How come the xpack.security implicitly disabled when the TLS is enabled? (I've confirmed the nodes are communicating using TLS because if I remove those tls settings from one of the node and restart it, then it doesn't join the cluster - which is expected as other nodes have it enabled). Doesn't ES need this xpack.security.enabled to be set to true as well to start using TLS?
Is it possible to enable xpack.security but not enforce the authentication? I don't want to setup client authentication as there are too many clients and many clusters that I'm trying to upgrade. So it'd be great if I can keep TLS enabled without enforcing authentication. I don't have an option to set xpack.security.enabled to false as doing so probably disables TLS as well and the node with this setting = false can't join the cluster anymore.
How come nodes are joining the cluster just fine right now with xpack.security.enabled implicitly disabled, but when I explicitly disable it then they can't seem to be able to join the cluster?

I can't upgrade to ES 8 because that will change the xpack.security.enabled setting to true and the nodes won't be able to join the cluster. I can provide any other useful info if needed. Thanks!

TimV · July 25, 2023, 3:06am

This is a complicated side effect of the fact that licensing for security changed in Elasticsearch 7.1 combined with the fact the license for a cluster is stored in cluster state, and dynamically changeable.

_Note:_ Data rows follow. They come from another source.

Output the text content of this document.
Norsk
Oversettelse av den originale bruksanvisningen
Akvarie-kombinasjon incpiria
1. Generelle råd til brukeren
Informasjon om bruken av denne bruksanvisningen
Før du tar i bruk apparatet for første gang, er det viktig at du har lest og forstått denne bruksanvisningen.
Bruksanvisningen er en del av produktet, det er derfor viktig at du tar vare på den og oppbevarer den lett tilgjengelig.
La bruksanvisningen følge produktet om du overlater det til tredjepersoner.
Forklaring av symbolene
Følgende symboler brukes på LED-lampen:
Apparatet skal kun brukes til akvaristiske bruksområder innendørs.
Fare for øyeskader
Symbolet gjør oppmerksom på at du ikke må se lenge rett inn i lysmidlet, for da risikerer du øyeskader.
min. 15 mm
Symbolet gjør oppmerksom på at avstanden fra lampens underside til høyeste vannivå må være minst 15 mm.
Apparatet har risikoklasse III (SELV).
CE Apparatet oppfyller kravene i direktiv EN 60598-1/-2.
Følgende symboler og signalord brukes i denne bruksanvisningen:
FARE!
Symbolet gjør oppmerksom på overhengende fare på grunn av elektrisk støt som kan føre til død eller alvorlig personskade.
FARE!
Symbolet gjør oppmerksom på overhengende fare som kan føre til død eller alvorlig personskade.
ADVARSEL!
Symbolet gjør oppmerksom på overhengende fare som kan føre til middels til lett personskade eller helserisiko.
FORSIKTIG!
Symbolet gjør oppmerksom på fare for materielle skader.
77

The consequence of those circumstances means that when you start a node in ES 7.x, it doesn't know what license it has, or whether security should default to on or off.
So, while we documented that security is "off" by default in ES 7.x on a basic license, that's a simplification - by default it's in a half-on state, where it supports TLS (so it can join other nodes in the cluster) and then disables the rest of security (authentication, RBAC) when it determines that the cluster has a basic license. And security can be automatically re-activated if you install a paid license into the cluster.

That behaviour does not exist in ES 8.x

Is it possible to enable xpack.security but not enforce the authentication?

Yes. You can enable security, and then turn on anonymous access. That will have roughly the same effect.
You can decide what role your anonymous users have. For example, if you have a lot of search clients, you could make the anonymous only have read access and then configure any ingest/management clients with a username/password.

As described above, implicitly disabled isn't actually the same as explicitly disabled. The default behaviour for basic licensed nodes is to have security enabled, but inactive.

darshanypatel · July 25, 2023, 8:00pm

Thank you for the clarification!

I've used the anonymous access as you've mentioned and it works well with security enabled without asking for password. So I'm unblocked now.

Good to know some of the details you've given that is not there in the elasticsearch documentation.

system · August 22, 2023, 8:00pm

This topic was automatically closed 28 days after the last reply. New replies are no longer allowed.